The group then tried cultivating strigolactone biosynthetic mutant rice plants, which cannot produce and secrete strigolactones, and wild rice plants. They found that the mutant variety actively absorbed strigolactones (secreted by wild rice) in the culture medium, which were present only at very low concentrations. There was no suppressed growth between the mutant varieties or in individual mutant plants unable to accept strigolactone.
This finding made it clear that rice plants sense the strigolactones present around their roots, determining how much strigolactones they need to make and secrete while also using these amounts to determine their own degree of growth.
Yoneyama commented, "In the future, we would like to uncover how plants sense low concentrations of strigolactones in the rhizosphere and control their own biosynthesis and secretion of strigolactone. Clarifying this mechanism would prove that plants use strigolactones as a tool to estimate future conditions and to understand the presence of neighboring plants."

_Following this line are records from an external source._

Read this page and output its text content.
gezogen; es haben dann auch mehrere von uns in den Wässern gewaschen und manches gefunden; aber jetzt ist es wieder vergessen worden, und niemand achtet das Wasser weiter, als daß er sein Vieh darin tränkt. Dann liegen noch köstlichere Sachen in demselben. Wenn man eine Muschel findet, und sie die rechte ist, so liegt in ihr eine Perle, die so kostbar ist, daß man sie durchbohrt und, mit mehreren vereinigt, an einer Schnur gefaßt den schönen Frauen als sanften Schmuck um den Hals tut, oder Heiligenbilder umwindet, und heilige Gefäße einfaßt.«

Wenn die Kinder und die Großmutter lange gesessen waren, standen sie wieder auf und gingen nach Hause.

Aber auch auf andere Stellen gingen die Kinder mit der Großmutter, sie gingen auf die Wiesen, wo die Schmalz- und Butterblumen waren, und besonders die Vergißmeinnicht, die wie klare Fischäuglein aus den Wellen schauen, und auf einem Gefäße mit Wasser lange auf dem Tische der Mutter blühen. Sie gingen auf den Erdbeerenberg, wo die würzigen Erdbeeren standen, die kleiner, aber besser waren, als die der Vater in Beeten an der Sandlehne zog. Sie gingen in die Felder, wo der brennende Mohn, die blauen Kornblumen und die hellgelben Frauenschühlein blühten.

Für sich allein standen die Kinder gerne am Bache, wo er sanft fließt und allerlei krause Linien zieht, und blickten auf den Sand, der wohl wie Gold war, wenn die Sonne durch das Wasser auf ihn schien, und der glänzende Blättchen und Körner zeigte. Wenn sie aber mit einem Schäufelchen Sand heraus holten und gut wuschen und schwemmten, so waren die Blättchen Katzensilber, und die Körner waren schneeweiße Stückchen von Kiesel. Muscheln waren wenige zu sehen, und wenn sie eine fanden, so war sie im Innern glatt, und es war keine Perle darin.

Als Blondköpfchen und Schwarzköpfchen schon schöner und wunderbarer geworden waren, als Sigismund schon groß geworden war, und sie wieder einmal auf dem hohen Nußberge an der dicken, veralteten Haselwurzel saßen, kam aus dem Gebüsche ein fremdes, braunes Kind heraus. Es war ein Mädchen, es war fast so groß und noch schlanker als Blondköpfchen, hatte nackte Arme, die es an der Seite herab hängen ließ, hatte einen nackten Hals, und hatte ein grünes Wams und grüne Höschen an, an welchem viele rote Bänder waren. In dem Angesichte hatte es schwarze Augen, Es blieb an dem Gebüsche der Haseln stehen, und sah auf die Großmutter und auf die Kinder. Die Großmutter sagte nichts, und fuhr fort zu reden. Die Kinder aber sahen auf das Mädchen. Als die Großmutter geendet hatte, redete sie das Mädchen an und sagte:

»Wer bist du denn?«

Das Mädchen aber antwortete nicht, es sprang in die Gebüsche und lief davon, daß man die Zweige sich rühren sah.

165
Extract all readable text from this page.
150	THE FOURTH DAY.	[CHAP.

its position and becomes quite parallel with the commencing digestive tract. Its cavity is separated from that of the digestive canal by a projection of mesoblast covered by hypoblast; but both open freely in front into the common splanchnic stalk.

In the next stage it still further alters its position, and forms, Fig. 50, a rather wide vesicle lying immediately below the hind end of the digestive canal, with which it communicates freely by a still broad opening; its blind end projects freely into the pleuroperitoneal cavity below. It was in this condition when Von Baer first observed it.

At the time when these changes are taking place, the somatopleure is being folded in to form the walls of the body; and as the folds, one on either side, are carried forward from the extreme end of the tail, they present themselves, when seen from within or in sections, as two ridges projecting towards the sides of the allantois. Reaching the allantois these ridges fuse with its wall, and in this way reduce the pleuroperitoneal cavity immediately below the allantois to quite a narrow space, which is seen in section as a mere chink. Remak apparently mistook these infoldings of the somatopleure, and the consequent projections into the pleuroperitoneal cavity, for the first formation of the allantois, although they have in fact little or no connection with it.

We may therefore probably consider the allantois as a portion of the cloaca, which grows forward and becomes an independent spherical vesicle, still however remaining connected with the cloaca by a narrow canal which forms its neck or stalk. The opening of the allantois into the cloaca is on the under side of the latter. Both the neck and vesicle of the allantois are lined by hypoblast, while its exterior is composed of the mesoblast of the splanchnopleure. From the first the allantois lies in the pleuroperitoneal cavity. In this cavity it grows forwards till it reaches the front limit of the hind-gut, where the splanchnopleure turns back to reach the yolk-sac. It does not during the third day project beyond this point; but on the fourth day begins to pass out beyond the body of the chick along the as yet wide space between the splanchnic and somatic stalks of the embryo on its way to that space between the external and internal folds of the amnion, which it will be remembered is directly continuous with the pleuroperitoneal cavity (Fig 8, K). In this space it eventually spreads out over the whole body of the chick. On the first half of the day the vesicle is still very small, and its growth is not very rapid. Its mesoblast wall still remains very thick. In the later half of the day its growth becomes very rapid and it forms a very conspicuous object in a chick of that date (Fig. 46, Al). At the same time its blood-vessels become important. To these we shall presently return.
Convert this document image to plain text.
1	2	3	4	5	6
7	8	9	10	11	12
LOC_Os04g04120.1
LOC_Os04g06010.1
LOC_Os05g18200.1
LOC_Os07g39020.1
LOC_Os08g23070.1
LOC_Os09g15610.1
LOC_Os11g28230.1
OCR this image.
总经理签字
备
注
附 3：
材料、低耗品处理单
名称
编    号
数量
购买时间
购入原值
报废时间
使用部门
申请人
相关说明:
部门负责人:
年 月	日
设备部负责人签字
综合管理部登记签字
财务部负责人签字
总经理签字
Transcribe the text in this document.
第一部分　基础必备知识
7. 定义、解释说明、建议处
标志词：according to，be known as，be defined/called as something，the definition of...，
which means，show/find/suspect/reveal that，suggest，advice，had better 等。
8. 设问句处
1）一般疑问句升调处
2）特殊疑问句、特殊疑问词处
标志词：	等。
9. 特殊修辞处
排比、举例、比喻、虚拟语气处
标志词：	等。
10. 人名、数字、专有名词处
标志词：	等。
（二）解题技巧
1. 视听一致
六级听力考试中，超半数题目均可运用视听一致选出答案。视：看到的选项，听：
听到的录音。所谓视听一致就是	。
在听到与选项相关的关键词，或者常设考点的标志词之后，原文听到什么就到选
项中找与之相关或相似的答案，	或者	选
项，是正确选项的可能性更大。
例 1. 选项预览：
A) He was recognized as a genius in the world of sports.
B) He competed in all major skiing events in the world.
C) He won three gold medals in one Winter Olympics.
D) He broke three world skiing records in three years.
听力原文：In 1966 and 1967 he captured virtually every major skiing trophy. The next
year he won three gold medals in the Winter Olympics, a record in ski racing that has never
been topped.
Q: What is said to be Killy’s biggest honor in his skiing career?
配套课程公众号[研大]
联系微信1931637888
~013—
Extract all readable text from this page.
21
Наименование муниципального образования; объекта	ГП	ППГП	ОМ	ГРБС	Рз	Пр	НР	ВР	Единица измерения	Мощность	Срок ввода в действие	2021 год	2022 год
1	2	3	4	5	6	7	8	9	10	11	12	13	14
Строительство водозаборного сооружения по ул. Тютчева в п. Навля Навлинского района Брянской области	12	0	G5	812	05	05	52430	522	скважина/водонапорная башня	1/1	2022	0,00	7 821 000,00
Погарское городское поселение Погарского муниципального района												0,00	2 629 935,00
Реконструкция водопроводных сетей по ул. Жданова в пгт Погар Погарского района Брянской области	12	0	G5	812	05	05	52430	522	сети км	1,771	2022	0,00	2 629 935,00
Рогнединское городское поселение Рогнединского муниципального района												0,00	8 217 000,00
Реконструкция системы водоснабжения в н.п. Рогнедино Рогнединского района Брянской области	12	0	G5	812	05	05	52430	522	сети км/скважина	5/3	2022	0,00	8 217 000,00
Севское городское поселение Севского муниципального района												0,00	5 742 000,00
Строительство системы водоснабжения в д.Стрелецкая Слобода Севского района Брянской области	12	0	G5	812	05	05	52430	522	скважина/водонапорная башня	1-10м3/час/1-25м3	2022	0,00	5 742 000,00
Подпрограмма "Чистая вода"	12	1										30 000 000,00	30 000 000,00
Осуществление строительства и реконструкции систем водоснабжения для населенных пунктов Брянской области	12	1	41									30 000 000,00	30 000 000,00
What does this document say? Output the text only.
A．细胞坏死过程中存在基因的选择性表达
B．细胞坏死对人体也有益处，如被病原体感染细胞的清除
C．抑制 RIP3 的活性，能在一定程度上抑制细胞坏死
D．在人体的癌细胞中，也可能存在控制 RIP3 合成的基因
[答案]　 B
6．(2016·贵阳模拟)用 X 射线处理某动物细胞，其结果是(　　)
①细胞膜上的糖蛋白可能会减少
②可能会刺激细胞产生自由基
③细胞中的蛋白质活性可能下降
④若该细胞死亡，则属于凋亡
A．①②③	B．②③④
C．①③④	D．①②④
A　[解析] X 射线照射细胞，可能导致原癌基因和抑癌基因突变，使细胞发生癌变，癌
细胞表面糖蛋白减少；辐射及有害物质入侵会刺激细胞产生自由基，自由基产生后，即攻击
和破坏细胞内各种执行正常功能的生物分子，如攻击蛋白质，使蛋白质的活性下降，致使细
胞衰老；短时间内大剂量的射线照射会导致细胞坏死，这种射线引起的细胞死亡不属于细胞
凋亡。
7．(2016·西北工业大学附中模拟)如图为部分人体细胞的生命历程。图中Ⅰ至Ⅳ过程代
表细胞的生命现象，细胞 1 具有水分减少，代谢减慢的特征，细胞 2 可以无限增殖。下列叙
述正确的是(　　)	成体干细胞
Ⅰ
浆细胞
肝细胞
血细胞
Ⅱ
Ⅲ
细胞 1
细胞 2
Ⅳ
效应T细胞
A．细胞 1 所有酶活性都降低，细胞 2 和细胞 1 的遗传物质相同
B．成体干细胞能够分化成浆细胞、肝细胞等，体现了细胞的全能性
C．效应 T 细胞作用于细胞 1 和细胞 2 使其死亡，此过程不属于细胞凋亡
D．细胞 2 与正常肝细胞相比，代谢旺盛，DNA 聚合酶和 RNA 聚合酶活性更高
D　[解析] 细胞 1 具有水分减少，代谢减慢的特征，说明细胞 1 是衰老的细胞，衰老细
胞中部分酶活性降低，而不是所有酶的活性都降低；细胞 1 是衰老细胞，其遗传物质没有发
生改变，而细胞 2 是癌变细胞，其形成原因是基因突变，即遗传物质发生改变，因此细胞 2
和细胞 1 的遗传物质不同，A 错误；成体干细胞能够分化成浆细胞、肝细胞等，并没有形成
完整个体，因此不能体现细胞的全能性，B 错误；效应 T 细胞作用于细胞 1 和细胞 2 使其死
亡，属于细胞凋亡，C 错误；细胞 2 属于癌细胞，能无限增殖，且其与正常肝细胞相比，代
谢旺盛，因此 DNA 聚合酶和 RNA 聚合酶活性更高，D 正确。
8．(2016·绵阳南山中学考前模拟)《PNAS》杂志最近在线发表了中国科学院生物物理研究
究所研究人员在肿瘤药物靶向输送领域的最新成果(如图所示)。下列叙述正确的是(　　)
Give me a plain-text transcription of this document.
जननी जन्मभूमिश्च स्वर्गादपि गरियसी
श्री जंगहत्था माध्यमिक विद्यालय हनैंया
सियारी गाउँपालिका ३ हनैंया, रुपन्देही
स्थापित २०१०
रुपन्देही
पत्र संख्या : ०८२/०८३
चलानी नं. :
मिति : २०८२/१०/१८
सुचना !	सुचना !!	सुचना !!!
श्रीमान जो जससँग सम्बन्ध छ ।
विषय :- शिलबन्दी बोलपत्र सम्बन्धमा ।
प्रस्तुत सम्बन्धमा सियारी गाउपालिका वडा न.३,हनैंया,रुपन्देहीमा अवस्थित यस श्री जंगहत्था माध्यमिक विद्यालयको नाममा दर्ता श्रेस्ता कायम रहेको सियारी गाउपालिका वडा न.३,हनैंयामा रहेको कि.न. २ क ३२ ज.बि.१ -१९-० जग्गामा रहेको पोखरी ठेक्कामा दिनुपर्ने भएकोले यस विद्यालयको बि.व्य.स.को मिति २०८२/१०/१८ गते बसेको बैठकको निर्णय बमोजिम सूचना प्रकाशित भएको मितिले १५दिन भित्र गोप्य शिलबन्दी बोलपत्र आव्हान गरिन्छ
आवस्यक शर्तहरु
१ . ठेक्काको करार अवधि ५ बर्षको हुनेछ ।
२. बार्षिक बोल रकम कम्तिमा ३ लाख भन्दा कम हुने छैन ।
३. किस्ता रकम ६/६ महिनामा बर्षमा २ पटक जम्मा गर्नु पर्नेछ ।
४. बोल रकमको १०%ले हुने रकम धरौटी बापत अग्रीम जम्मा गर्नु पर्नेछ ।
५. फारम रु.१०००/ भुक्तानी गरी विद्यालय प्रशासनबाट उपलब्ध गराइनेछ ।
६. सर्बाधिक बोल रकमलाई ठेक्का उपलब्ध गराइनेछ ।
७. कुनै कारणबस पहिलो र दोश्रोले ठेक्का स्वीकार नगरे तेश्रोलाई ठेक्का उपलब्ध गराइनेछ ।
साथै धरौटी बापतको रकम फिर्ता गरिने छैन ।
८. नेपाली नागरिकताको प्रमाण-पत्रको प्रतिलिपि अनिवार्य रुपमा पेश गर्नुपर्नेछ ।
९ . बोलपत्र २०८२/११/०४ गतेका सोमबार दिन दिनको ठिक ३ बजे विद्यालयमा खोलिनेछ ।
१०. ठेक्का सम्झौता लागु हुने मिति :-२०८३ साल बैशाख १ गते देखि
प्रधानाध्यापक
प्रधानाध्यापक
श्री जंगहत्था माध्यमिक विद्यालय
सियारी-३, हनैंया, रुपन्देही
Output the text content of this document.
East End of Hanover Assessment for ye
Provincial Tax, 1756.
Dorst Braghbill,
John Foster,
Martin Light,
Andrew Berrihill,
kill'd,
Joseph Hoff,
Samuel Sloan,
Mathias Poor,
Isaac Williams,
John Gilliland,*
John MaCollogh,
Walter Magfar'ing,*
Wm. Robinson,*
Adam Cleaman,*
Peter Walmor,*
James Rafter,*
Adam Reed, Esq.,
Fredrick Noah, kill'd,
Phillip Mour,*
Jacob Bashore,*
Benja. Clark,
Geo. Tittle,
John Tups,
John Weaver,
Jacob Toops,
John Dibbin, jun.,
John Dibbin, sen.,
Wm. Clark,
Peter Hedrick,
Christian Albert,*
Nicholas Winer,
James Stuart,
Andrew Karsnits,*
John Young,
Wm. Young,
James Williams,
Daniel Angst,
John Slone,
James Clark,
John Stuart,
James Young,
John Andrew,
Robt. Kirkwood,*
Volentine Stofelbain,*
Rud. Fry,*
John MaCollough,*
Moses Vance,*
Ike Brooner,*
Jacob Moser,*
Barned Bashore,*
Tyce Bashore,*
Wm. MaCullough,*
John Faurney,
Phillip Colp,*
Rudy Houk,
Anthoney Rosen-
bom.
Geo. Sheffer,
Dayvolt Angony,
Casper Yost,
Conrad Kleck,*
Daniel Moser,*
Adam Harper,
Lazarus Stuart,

■ Strigolactones: A collective term for more than 30 types of chemical compounds that have been isolated and identified from root exudates of various plants, mainly using the seed germination activity of root-parasitic weeds as an index. Because strigolactones are chemically unstable and fragile, they are found only in the soil around living roots. They are, therefore, a convenient way for root parasitic weeds and AM root fungi to detect living roots.